皆川氏の発言:選手強化-2

(前回から続く)

 ここで「今まで流れなかった強化費」と言っているのは、「無駄な経費ばかりかかり」から繋がるのだろうけど、皆川氏が言うと「アルペンに流れてこなかった」という、メダル有望種目に重点配分とする方針に対する恨み節にも聞こえる、というのは考えすぎだろうか。

 皆川本人の言葉ではなく記者の文章として、

”競技人口の多さや付帯産業への波及効果、他種目へのコンバートの可能性、興行に適しているかどうかなどを総合的に判断し、「全体の『経営』の観点からサポートする概算を立てている」という。メダルの取りやすさという近視眼的な見方だけでなく、「投資(強化費)の回収」といった複眼的、長期的視野でも強化を捉える。”

ともある。

 要点は「次のオリンピックでのメダル」という短期だけでなく、より長いスパンでみていくということだろう。皆川自身「4年で回していくというのは短期的な話。その次のところがやっぱり本当のターゲット」と言っているし、次でメダルなんて場当たり的なことしかしてなければジュニアが育たずに、どこかで重点強化する選手自体がいなくなってもおかしくないのは確かだろう。

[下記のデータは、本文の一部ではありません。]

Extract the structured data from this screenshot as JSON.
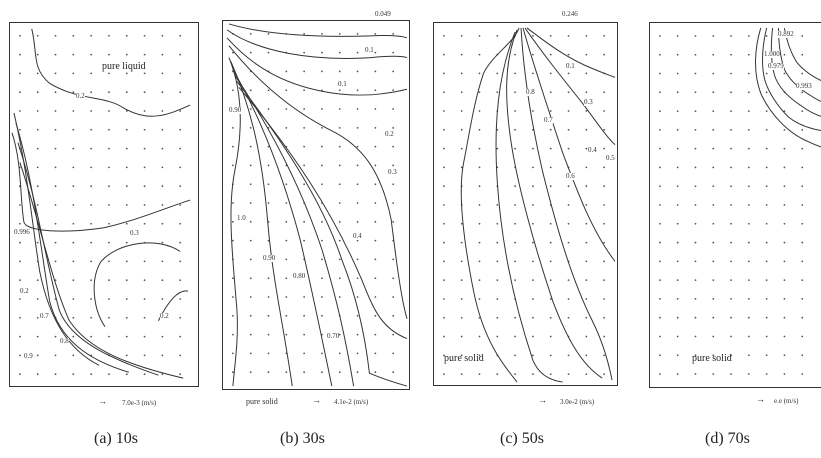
{
  "panels": [
    {
      "caption": "(a)  10s",
      "top_value": "",
      "region_label": "pure liquid",
      "contour_labels": [
        "0.2",
        "0.996",
        "0.3",
        "0.2",
        "0.2",
        "0.7",
        "0.8",
        "0.9"
      ],
      "scale_arrow": "→",
      "scale_text": "7.0e-3 (m/s)",
      "left_text": ""
    },
    {
      "caption": "(b)  30s",
      "top_value": "0.049",
      "region_label": "",
      "contour_labels": [
        "0.1",
        "0.1",
        "0.90",
        "0.2",
        "0.3",
        "1.0",
        "0.90",
        "0.80",
        "0.4",
        "0.70"
      ],
      "scale_arrow": "→",
      "scale_text": "4.1e-2 (m/s)",
      "left_text": "pure solid"
    },
    {
      "caption": "(c)  50s",
      "top_value": "0.246",
      "region_label": "pure solid",
      "contour_labels": [
        "0.1",
        "0.3",
        "0.4",
        "0.5",
        "0.6",
        "0.7",
        "0.8"
      ],
      "scale_arrow": "→",
      "scale_text": "3.0e-2 (m/s)",
      "left_text": ""
    },
    {
      "caption": "(d)  70s",
      "top_value": "",
      "region_label": "pure solid",
      "contour_labels": [
        "0.892",
        "0.979",
        "1.000",
        "0.993"
      ],
      "scale_arrow": "→",
      "scale_text": "e.e (m/s)",
      "left_text": ""
    }
  ]
}
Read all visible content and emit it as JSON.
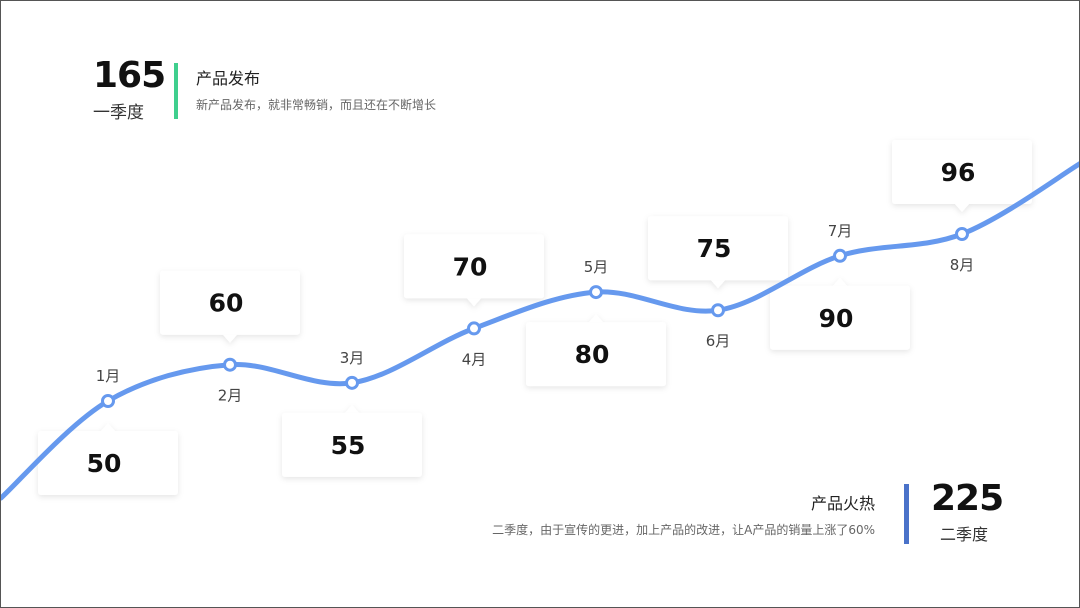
{
  "q1": {
    "total": "165",
    "season": "一季度",
    "title": "产品发布",
    "desc": "新产品发布，就非常畅销，而且还在不断增长"
  },
  "q2": {
    "total": "225",
    "season": "二季度",
    "title": "产品火热",
    "desc": "二季度，由于宣传的更进，加上产品的改进，让A产品的销量上涨了60%"
  },
  "colors": {
    "line": "#6699ee",
    "q1_accent": "#3fcf8e",
    "q2_accent": "#4a72c9"
  },
  "chart_data": {
    "type": "line",
    "categories": [
      "1月",
      "2月",
      "3月",
      "4月",
      "5月",
      "6月",
      "7月",
      "8月"
    ],
    "values": [
      50,
      60,
      55,
      70,
      80,
      75,
      90,
      96
    ],
    "smooth": true,
    "grid": false,
    "legend": "none"
  }
}
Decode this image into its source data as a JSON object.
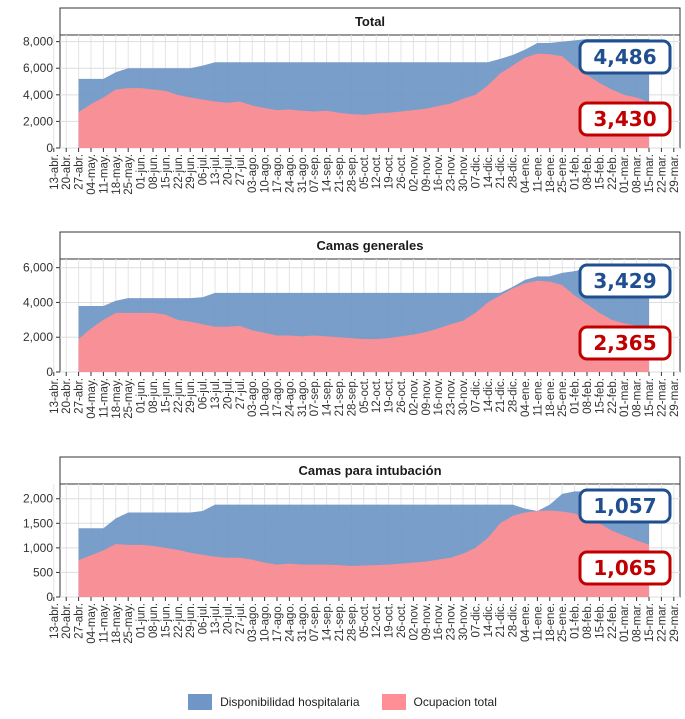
{
  "colors": {
    "disponibilidad": "#6f96c6",
    "ocupacion": "#ff8f95",
    "blue_callout": "#1f4f8f",
    "red_callout": "#c00000"
  },
  "legend": {
    "disponibilidad_label": "Disponibilidad hospitalaria",
    "ocupacion_label": "Ocupacion total"
  },
  "chart_data": [
    {
      "type": "area",
      "title": "Total",
      "ylim": [
        0,
        8500
      ],
      "yticks": [
        0,
        2000,
        4000,
        6000,
        8000
      ],
      "ytick_labels": [
        "0",
        "2,000",
        "4,000",
        "6,000",
        "8,000"
      ],
      "x_labels": [
        "13-abr.",
        "20-abr.",
        "27-abr.",
        "04-may.",
        "11-may.",
        "18-may.",
        "25-may.",
        "01-jun.",
        "08-jun.",
        "15-jun.",
        "22-jun.",
        "29-jun.",
        "06-jul.",
        "13-jul.",
        "20-jul.",
        "27-jul.",
        "03-ago.",
        "10-ago.",
        "17-ago.",
        "24-ago.",
        "31-ago.",
        "07-sep.",
        "14-sep.",
        "21-sep.",
        "28-sep.",
        "05-oct.",
        "12-oct.",
        "19-oct.",
        "26-oct.",
        "02-nov.",
        "09-nov.",
        "16-nov.",
        "23-nov.",
        "30-nov.",
        "07-dic.",
        "14-dic.",
        "21-dic.",
        "28-dic.",
        "04-ene.",
        "11-ene.",
        "18-ene.",
        "25-ene.",
        "01-feb.",
        "08-feb.",
        "15-feb.",
        "22-feb.",
        "01-mar.",
        "08-mar.",
        "15-mar.",
        "22-mar.",
        "29-mar."
      ],
      "x_start_index": 2,
      "series": [
        {
          "name": "Disponibilidad hospitalaria",
          "values": [
            5200,
            5200,
            5200,
            5700,
            6000,
            6000,
            6000,
            6000,
            6000,
            6000,
            6200,
            6450,
            6450,
            6450,
            6450,
            6450,
            6450,
            6450,
            6450,
            6450,
            6450,
            6450,
            6450,
            6450,
            6450,
            6450,
            6450,
            6450,
            6450,
            6450,
            6450,
            6450,
            6450,
            6450,
            6700,
            7000,
            7400,
            7900,
            7900,
            8000,
            8100,
            8200,
            8200,
            8200,
            8200,
            8200,
            8200
          ]
        },
        {
          "name": "Ocupacion total",
          "values": [
            2700,
            3300,
            3800,
            4400,
            4500,
            4500,
            4400,
            4300,
            4000,
            3800,
            3650,
            3500,
            3400,
            3500,
            3200,
            3000,
            2850,
            2900,
            2800,
            2750,
            2800,
            2650,
            2550,
            2500,
            2600,
            2650,
            2750,
            2850,
            2950,
            3150,
            3350,
            3700,
            4000,
            4700,
            5600,
            6200,
            6800,
            7100,
            7050,
            6900,
            6100,
            5500,
            4900,
            4400,
            4000,
            3800,
            3430
          ]
        }
      ],
      "callouts": {
        "disponibilidad": "4,486",
        "ocupacion": "3,430"
      }
    },
    {
      "type": "area",
      "title": "Camas generales",
      "ylim": [
        0,
        6500
      ],
      "yticks": [
        0,
        2000,
        4000,
        6000
      ],
      "ytick_labels": [
        "0",
        "2,000",
        "4,000",
        "6,000"
      ],
      "x_labels": [
        "13-abr.",
        "20-abr.",
        "27-abr.",
        "04-may.",
        "11-may.",
        "18-may.",
        "25-may.",
        "01-jun.",
        "08-jun.",
        "15-jun.",
        "22-jun.",
        "29-jun.",
        "06-jul.",
        "13-jul.",
        "20-jul.",
        "27-jul.",
        "03-ago.",
        "10-ago.",
        "17-ago.",
        "24-ago.",
        "31-ago.",
        "07-sep.",
        "14-sep.",
        "21-sep.",
        "28-sep.",
        "05-oct.",
        "12-oct.",
        "19-oct.",
        "26-oct.",
        "02-nov.",
        "09-nov.",
        "16-nov.",
        "23-nov.",
        "30-nov.",
        "07-dic.",
        "14-dic.",
        "21-dic.",
        "28-dic.",
        "04-ene.",
        "11-ene.",
        "18-ene.",
        "25-ene.",
        "01-feb.",
        "08-feb.",
        "15-feb.",
        "22-feb.",
        "01-mar.",
        "08-mar.",
        "15-mar.",
        "22-mar.",
        "29-mar."
      ],
      "x_start_index": 2,
      "series": [
        {
          "name": "Disponibilidad hospitalaria",
          "values": [
            3800,
            3800,
            3800,
            4100,
            4250,
            4250,
            4250,
            4250,
            4250,
            4250,
            4300,
            4550,
            4550,
            4550,
            4550,
            4550,
            4550,
            4550,
            4550,
            4550,
            4550,
            4550,
            4550,
            4550,
            4550,
            4550,
            4550,
            4550,
            4550,
            4550,
            4550,
            4550,
            4550,
            4550,
            4550,
            4900,
            5300,
            5500,
            5500,
            5700,
            5800,
            5950,
            5950,
            5950,
            5950,
            5950,
            5950
          ]
        },
        {
          "name": "Ocupacion total",
          "values": [
            1900,
            2500,
            3000,
            3400,
            3400,
            3400,
            3400,
            3300,
            3000,
            2900,
            2750,
            2600,
            2600,
            2650,
            2400,
            2250,
            2100,
            2100,
            2050,
            2100,
            2050,
            2000,
            1950,
            1900,
            1900,
            1950,
            2050,
            2150,
            2300,
            2500,
            2750,
            2950,
            3400,
            4000,
            4400,
            4800,
            5100,
            5250,
            5200,
            5000,
            4400,
            3900,
            3400,
            3000,
            2800,
            2650,
            2365
          ]
        }
      ],
      "callouts": {
        "disponibilidad": "3,429",
        "ocupacion": "2,365"
      }
    },
    {
      "type": "area",
      "title": "Camas para intubación",
      "ylim": [
        0,
        2300
      ],
      "yticks": [
        0,
        500,
        1000,
        1500,
        2000
      ],
      "ytick_labels": [
        "0",
        "500",
        "1,000",
        "1,500",
        "2,000"
      ],
      "x_labels": [
        "13-abr.",
        "20-abr.",
        "27-abr.",
        "04-may.",
        "11-may.",
        "18-may.",
        "25-may.",
        "01-jun.",
        "08-jun.",
        "15-jun.",
        "22-jun.",
        "29-jun.",
        "06-jul.",
        "13-jul.",
        "20-jul.",
        "27-jul.",
        "03-ago.",
        "10-ago.",
        "17-ago.",
        "24-ago.",
        "31-ago.",
        "07-sep.",
        "14-sep.",
        "21-sep.",
        "28-sep.",
        "05-oct.",
        "12-oct.",
        "19-oct.",
        "26-oct.",
        "02-nov.",
        "09-nov.",
        "16-nov.",
        "23-nov.",
        "30-nov.",
        "07-dic.",
        "14-dic.",
        "21-dic.",
        "28-dic.",
        "04-ene.",
        "11-ene.",
        "18-ene.",
        "25-ene.",
        "01-feb.",
        "08-feb.",
        "15-feb.",
        "22-feb.",
        "01-mar.",
        "08-mar.",
        "15-mar.",
        "22-mar.",
        "29-mar."
      ],
      "x_start_index": 2,
      "series": [
        {
          "name": "Disponibilidad hospitalaria",
          "values": [
            1400,
            1400,
            1400,
            1600,
            1720,
            1720,
            1720,
            1720,
            1720,
            1720,
            1750,
            1880,
            1880,
            1880,
            1880,
            1880,
            1880,
            1880,
            1880,
            1880,
            1880,
            1880,
            1880,
            1880,
            1880,
            1880,
            1880,
            1880,
            1880,
            1880,
            1880,
            1880,
            1880,
            1880,
            1880,
            1880,
            1800,
            1750,
            1880,
            2100,
            2150,
            2150,
            2150,
            2150,
            2150,
            2150,
            2150
          ]
        },
        {
          "name": "Ocupacion total",
          "values": [
            750,
            850,
            950,
            1080,
            1060,
            1060,
            1040,
            1000,
            960,
            900,
            860,
            820,
            800,
            800,
            760,
            700,
            660,
            680,
            660,
            660,
            660,
            650,
            630,
            640,
            650,
            660,
            680,
            700,
            720,
            760,
            800,
            880,
            1000,
            1200,
            1500,
            1650,
            1720,
            1750,
            1760,
            1740,
            1700,
            1600,
            1500,
            1350,
            1250,
            1150,
            1065
          ]
        }
      ],
      "callouts": {
        "disponibilidad": "1,057",
        "ocupacion": "1,065"
      }
    }
  ]
}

 だが、ジュニアの競技人口はまだまだアルペンスキーが多いだろうし、スキーでいえばフリースタイルの選手のほとんどはまだアルペンからの転向組だろうから、その考えが正しかったとしても、それを皆川氏が言うと、結局アルペンに強化費を回すための口実ではないかと勘ぐられないだろうか(これも考えすぎ?)。

 なお、個人的には、興行への適性はハーフパイプの方が上では?と思ったりもする。

 実際のところは、何の情報をどう共有して、それをどう判断して、どう強化費配分に反映するか、難しいだろう。情報共有=見える化、となるかも、それで強化費が適切に選手に流れるかも(どうなら適切なのかも難しい)、それにより期待する成果を挙げられるかも、その仕組みのつくりも、その仕組みの適切な運営も、何もかもが難しいことだらけだ。

 そんなことは皆川氏も百も承知で、でも泣き言はいわず、困難だからこそ挑戦し甲斐があると考えて、できることから手を付けつつ、対外的には夢のある大きな話をするようにしているのだろうけど。

 「選手と連盟の信頼度を高める」「ピラミッド型ではいけない」は、これは4月に出た記事での発言だが、別にレスリングのパワハラ問題を踏まえたものではないと思う。皆川自身が選手時代に連盟に不信感を抱いていたり、ピラミッド型組織であることに不合理を感じていたのではないか。

 しかし、レスリング以降、アメフト、ボクシング、体操と続く、アマチュアスポーツにおける連盟(協会)や指導者と選手との間の不祥事をふまえると、一層重く響く。